The Gallup poll follows a report in late October by the Kaiser Family Foundation showing that 51 percent of Americans have an unfavorable view of the law, while only 34 percent see it favorably, marking a “low point in Kaiser polls since the law was passed.” The reason: the decline in support was “driven by waning enthusiasm for the law among Democrats, among whom the share with a favorable view dropped from nearly two-thirds in September to just over half (52%) in October.”
There is good reason for the opposition and health care’s prominence in the presidential election. In 2011, the price of family health care premiums increased by 9 percent and, according to Kaiser Family Foundation CEO Drew Altman, Obamacare was responsible for approximately 20 percent of that increase. Those costs will only go higher as other parts of Obamacare are implemented. Heritage’s Kate Nix explains the effect of one such provision:
Obamacare institutes a premium tax on health insurers that offer full coverage beginning in 2014. Before it became law, Heritage expert Edmund Haislmaier wrote that such a tax would increase health care costs, increase taxes, create new inequities, be disingenuous, create perverse incentives, distort the market, and expand federal power.

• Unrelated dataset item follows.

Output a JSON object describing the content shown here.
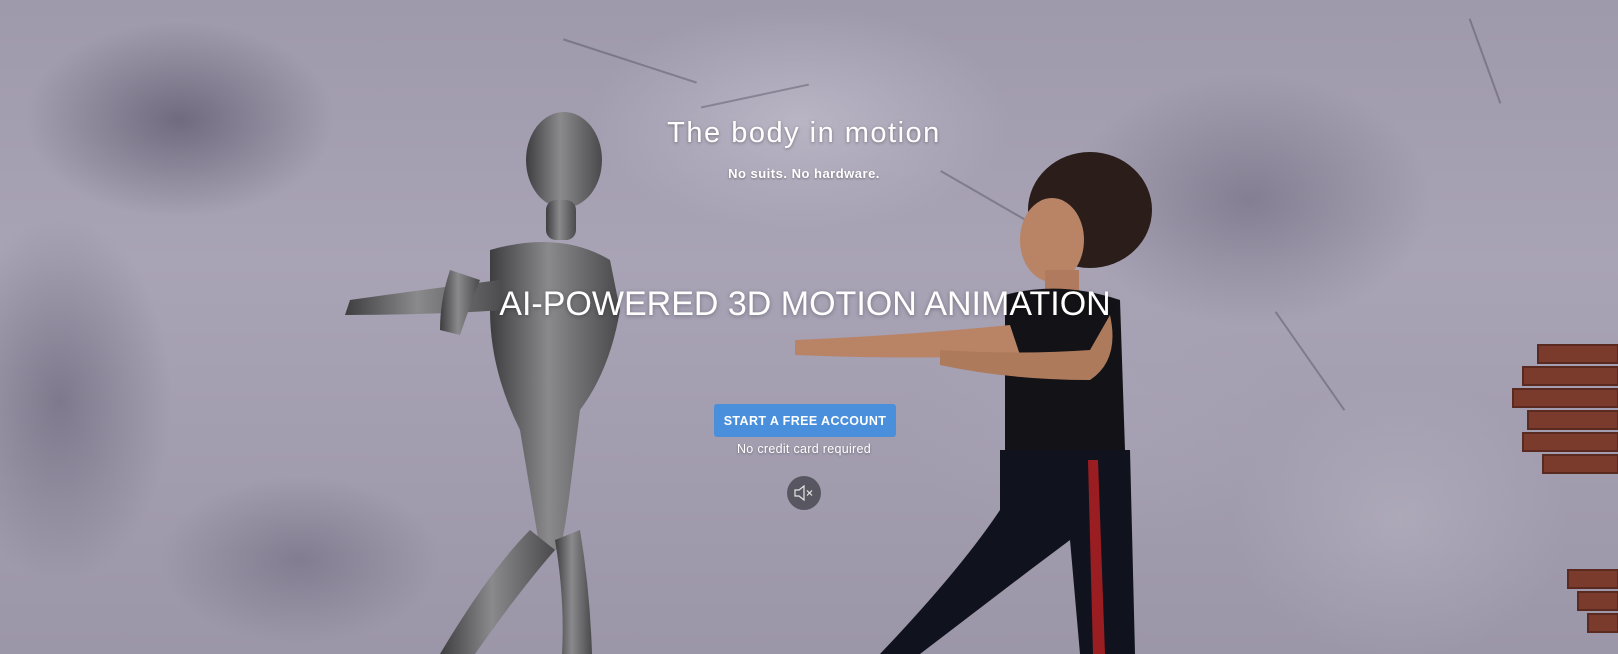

In a recent study by the consulting firm Oliver Wyman showed that this tax will increase insurance premiums by, on average, 1.9 to 2.3 percent in 2014. The impact will grow with time, reaching 2.8 to 3.7 percent by 2023.
There’s even more to the story behind Obamacare’s unpopularity. This fall, Americans watched as the CLASS Act–the long-term care insurance component of the health care legislation–was put on the back burner as a result of its unsustainable cost, prompting Secretary of Health and Human Services Kathleen Sebelius to admit that the CLASS program can’t work, despite insisting earlier that it could (in the face of all evidence to the contrary). And since Obamacare was enacted, Americans have seen the federal government grant Obamacare waivers to unions and businesses to avoid loss of existing coverage caused by expensive new insurance requirements.
The new costs of the law are having a direct impact on America’s job creation. Andy Puzder, CEO of CKE Restaurants, testified before Congress that Obamacare will increase his company’s health care costs by an estimated $18 million per year—a 150 percent increase. That money would otherwise have been used to expand the company and create new jobs.
When Obamacare was enacted, Heritage president Ed Feulner said that, “Instead of empowering families and individuals to make their own choices, Obamacare empowers the bureaucracy to make those decisions for them.” Feulner predicted that though the left would say that the law would be popular with the American people, the realities of the law would turn public opinion in the opposite direction. In his words, “Americans will not stand for it.” With the costs of health care increasing, the truth about Obamacare becoming more apparent, and opposition to the law growing, he appears to be right.